Mit Schweigen übergingen Kusch, Spethmann und am Ende auch noch CDU-Fraktionschef Bernd Reinert die Vorhaltungen von SPD und GAL über eine am Dienstag erfolgte Beförderung. Kusch hatte den Leiter seiner Präsidialabteilung zum Leitenden Regierungsdirektor ernannt und mit der Leitung einer neuen Stabsstelle Rechtspolitik und Rechtsprüfung betraut.

Ein solcher Rang mit der Besoldungsstufe A16 kann gewöhnlich frühestens nach acht bis zehn Dienstjahren erreicht werden. Der 31-jährige Jurist aber ist erst seit Februar vergangenen Jahres in der Justizbehörde, zuvor war er Referent der CDU-Fraktion.

Für den roten Klooß ist das „ein Fall von Parteibuchwirtschaft in Reinkultur“, für den grünen Steffen „klar ein Fall von Filz“. Spethmann findet das hingegen „in Ordnung“. Normalerweise sei eine solche Position noch höher besoldet, so aber werde Geld gespart.

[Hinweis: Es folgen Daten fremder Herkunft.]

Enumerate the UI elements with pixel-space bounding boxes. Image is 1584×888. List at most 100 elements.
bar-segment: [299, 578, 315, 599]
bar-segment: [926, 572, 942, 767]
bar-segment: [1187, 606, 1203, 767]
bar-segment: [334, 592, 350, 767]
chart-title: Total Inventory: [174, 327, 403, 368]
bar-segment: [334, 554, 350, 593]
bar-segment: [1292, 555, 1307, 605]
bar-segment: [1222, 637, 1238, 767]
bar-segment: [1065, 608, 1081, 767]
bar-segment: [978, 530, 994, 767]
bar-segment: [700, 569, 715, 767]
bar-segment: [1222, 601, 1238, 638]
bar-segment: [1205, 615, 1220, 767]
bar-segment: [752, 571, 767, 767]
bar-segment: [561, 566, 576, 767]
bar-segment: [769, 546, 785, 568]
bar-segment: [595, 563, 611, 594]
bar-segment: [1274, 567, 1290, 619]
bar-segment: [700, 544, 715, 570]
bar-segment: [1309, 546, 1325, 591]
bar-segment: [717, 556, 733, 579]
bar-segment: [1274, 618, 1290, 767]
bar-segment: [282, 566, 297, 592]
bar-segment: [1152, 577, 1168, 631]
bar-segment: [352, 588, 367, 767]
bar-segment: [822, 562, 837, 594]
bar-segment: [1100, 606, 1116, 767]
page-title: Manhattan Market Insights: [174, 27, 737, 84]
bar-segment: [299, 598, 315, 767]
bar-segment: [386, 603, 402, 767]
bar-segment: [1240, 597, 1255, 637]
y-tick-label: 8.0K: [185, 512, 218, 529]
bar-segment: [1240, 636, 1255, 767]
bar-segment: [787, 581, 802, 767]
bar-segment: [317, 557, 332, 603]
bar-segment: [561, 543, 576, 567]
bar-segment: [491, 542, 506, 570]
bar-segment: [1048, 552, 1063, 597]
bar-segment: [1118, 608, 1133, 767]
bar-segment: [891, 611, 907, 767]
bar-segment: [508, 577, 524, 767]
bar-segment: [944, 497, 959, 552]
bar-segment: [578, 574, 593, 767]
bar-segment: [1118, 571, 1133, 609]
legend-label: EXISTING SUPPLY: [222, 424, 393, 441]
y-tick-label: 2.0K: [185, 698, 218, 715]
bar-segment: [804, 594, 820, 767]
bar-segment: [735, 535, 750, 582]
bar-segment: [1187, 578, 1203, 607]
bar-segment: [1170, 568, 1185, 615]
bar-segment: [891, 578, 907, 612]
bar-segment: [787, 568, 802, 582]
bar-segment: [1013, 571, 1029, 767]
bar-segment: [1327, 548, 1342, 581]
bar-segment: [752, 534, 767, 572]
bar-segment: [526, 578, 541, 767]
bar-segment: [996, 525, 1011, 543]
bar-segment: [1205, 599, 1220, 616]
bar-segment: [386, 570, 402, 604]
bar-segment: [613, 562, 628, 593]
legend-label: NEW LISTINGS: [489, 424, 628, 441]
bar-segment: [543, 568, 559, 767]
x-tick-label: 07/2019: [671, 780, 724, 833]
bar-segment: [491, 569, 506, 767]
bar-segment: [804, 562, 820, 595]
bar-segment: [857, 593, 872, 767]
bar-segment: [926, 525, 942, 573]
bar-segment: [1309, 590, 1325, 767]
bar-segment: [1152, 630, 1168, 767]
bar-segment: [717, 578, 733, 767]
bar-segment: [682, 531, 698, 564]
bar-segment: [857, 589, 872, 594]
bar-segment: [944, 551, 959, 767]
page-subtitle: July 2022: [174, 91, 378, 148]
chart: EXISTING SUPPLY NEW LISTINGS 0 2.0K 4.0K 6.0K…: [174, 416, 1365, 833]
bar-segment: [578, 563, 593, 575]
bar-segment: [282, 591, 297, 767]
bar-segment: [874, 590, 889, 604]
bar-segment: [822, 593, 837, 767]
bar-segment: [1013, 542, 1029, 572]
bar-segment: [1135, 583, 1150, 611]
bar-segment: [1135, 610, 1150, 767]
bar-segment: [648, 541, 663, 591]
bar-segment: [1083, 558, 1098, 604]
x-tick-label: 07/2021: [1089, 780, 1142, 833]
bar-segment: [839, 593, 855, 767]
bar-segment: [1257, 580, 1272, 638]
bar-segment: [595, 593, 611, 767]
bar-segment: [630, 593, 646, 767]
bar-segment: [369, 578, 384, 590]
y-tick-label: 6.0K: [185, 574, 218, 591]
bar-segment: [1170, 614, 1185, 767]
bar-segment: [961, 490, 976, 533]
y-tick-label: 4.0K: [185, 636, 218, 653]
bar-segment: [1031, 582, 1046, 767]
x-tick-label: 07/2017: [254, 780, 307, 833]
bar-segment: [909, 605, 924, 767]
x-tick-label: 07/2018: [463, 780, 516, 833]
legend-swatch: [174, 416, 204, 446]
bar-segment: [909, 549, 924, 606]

Nicht in Ordnung fand Spethmann die Vorwürfe von SPD und GAL gegen Kusch. Diese seien wahlweise „Brandstiftung“, billige Polemik“ oder schlicht „schizophren“. Das wiederum fand Bürgerschaftspräsident Berndt Röder (CDU) nicht in Ordnung und rügte seine Fraktionskollegin mit einem förmlichen Ordnungsruf.